To put in a more personal context – I was 13 and at high school. By this point, the nadir of the WWF had passed. I knew of one other kid who liked wrestling in my class and we’d have secret conversations about it, in the back of the classroom when everyone else was talking about more cool stuff, like the Gladiators or Take That vs East 17. That kid is, the last I heard, serving 4 years for grooming offences, so I won’t dwell on him for too long. Aside from him, no-one else liked it. I kept my habitual reading of WWF Magazine secret, along with my outrage that Undertaker was being kept away from the title, my love of all things Tatanka and my secret loathing of my mother for refusing to buy me any Hasbros, something I’m sure I’ll be sobbing to a psychiatrist at some point in my life.

I’m being taken back to a time when Undertaker was 3-0 at Mania, when HBK was just the guy who’d lobbed Jannetty through the window, Ultimate Warrior was just another guy who pissed Vince off and Pete Dunne hadn’t been born yet. Something to add to the ‘I Feel Old Now’ thread (he’s born on 9th November 1993, according to Wikipedia).

Anyhow, to the PPV. It was in the glorious days of 3 hour PPVs and 2 hour Raws… aside from the Luger match and I think Bret vs Lawler in the height of their weirdly entertaining feud born in the King of the Ring coronation, I remember nothing. I can’t even remember what Tatanka did that night, and as the foremost star of his generation, he must have been buried in the dirty mid-card. Such a waste of his immeasurable talent.

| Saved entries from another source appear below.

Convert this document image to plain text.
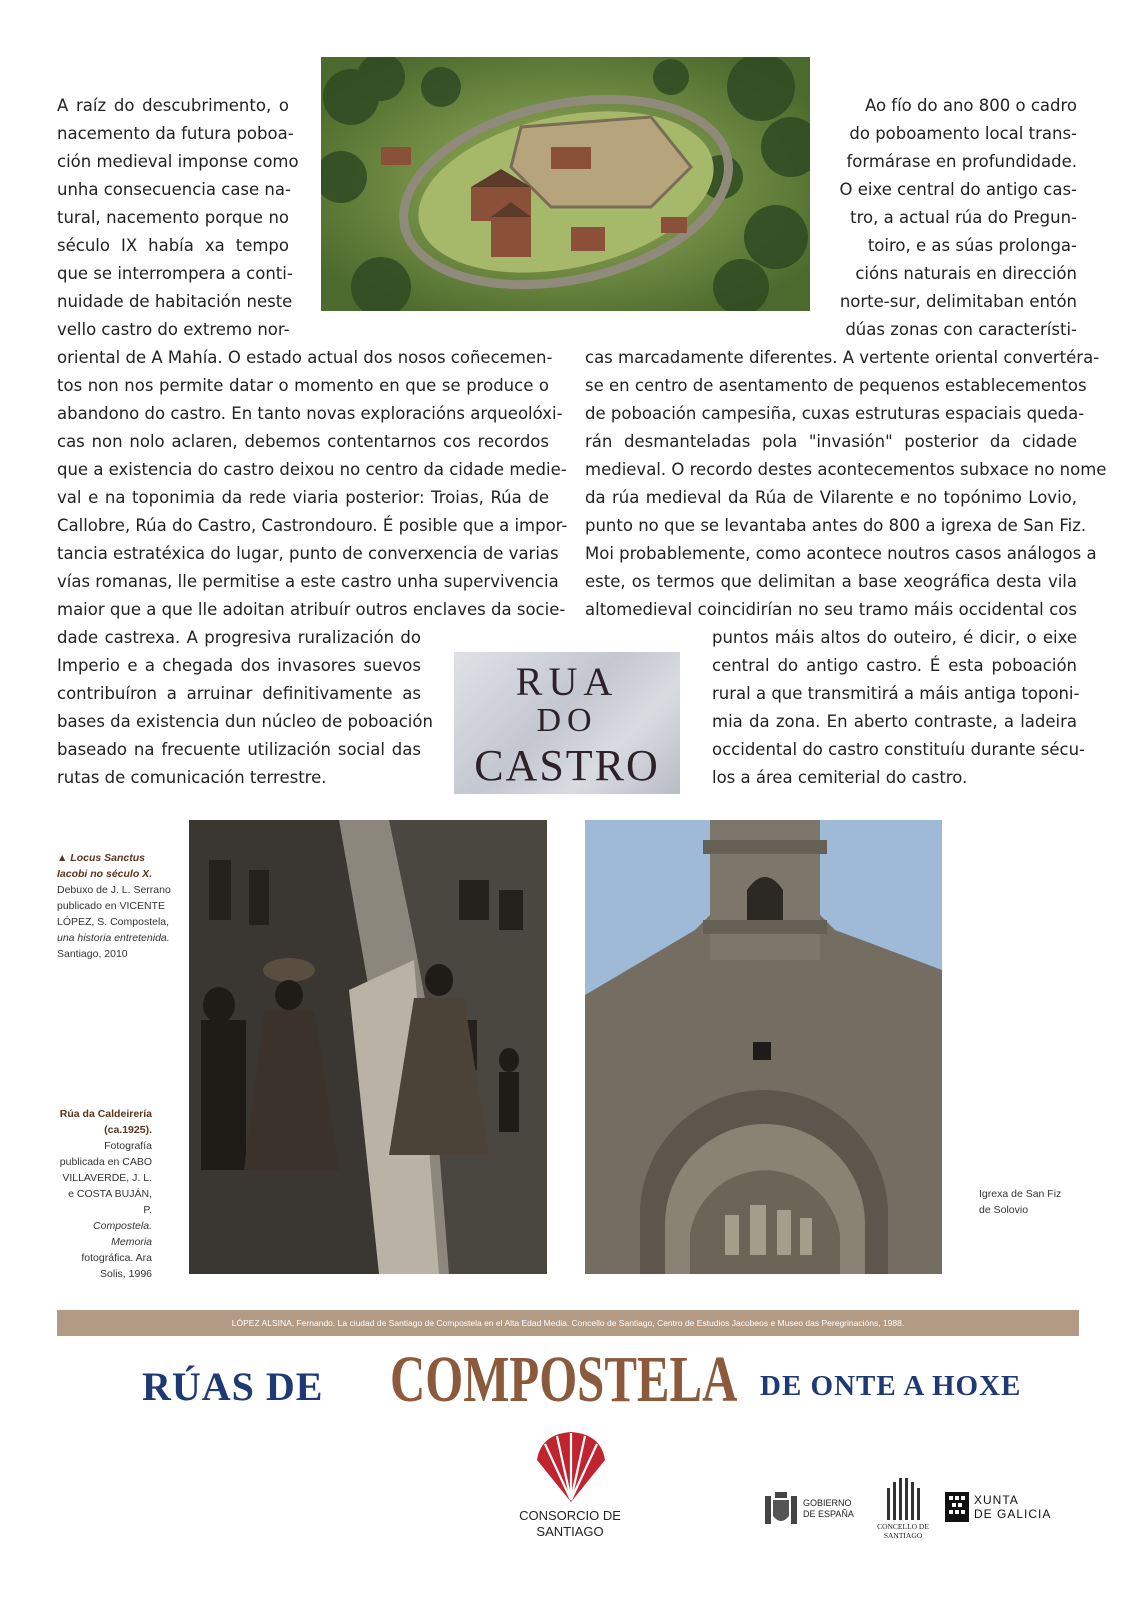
A raíz do descubrimento, o
nacemento da futura poboa-
ción medieval imponse como
unha consecuencia case na-
tural, nacemento porque no
século IX había xa tempo
que se interrompera a conti-
nuidade de habitación neste
vello castro do extremo nor-
Ao fío do ano 800 o cadro
do poboamento local trans-
formárase en profundidade.
O eixe central do antigo cas-
tro, a actual rúa do Pregun-
toiro, e as súas prolonga-
cións naturais en dirección
norte-sur, delimitaban entón
dúas zonas con característi-
oriental de A Mahía. O estado actual dos nosos coñecemen-
tos non nos permite datar o momento en que se produce o
abandono do castro. En tanto novas exploracións arqueolóxi-
cas non nolo aclaren, debemos contentarnos cos recordos
que a existencia do castro deixou no centro da cidade medie-
val e na toponimia da rede viaria posterior: Troias, Rúa de
Callobre, Rúa do Castro, Castrondouro. É posible que a impor-
tancia estratéxica do lugar, punto de converxencia de varias
vías romanas, lle permitise a este castro unha supervivencia
maior que a que lle adoitan atribuír outros enclaves da socie-
cas marcadamente diferentes. A vertente oriental convertéra-
se en centro de asentamento de pequenos establecementos
de poboación campesiña, cuxas estruturas espaciais queda-
rán desmanteladas pola "invasión" posterior da cidade
medieval. O recordo destes acontecementos subxace no nome
da rúa medieval da Rúa de Vilarente e no topónimo Lovio,
punto no que se levantaba antes do 800 a igrexa de San Fiz.
Moi probablemente, como acontece noutros casos análogos a
este, os termos que delimitan a base xeográfica desta vila
altomedieval coincidirían no seu tramo máis occidental cos
dade castrexa. A progresiva ruralización do
Imperio e a chegada dos invasores suevos
contribuíron a arruinar definitivamente as
bases da existencia dun núcleo de poboación
baseado na frecuente utilización social das
rutas de comunicación terrestre.
puntos máis altos do outeiro, é dicir, o eixe
central do antigo castro. É esta poboación
rural a que transmitirá a máis antiga toponi-
mia da zona. En aberto contraste, a ladeira
occidental do castro constituíu durante sécu-
los a área cemiterial do castro.
RUA
DO
CASTRO
▲ Locus Sanctus
Iacobi no século X.
Debuxo de J. L. Serrano
publicado en VICENTE
LÓPEZ, S. Compostela,
una historia entretenida.
Santiago, 2010
Rúa da Caldeirería
(ca.1925).
Fotografía
publicada en CABO
VILLAVERDE, J. L.
e COSTA BUJÁN, P.
Compostela.
Memoria
fotográfica. Ara
Solis, 1996
Igrexa de San Fiz
de Solovio
LÓPEZ ALSINA, Fernando. La ciudad de Santiago de Compostela en el Alta Edad Media. Concello de Santiago, Centro de Estudios Jacobeos e Museo das Peregrinacións, 1988.
RÚAS DE COMPOSTELA DE ONTE A HOXE
CONSORCIO DE
SANTIAGO
GOBIERNO
DE ESPAÑA
CONCELLO DE
SANTIAGO
XUNTA
DE GALICIA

A quick check of Wikipedia again for the match-list. I really don’t want to review Lex vs Yokozuna, simply because I doubt Shakespeare himself could review that match and get the words to live up to the Lex Express hype-bus. On paper, one match leaps out – Shawn Michaels vs Mr Perfect. History dictates this as a dream match, and given the competition (Razor Ramon vs a broken Ted DiBiase, Giant Gonzalez vs Undertaker, and Tatanka being wasted alongside the Smoking Gunns against Bam Bam Bigelow and Headshrinkers), it has to be HBK, hasn’t it?

It’s going to be HBK vs Mr Perfect. I don’t remember this match at all! Here goes…:

The Network picks up with the end of the Steiners vs the Heavenly bodies for the tag titles in their home state of Michigan. Scott nails a Body (Jimmy Del Ray) with the Frankensteiner, and I’m reminded of how in awe of that move I was. Scott looks odd with a normal physique though, clearly before he’d discovered IcoPro…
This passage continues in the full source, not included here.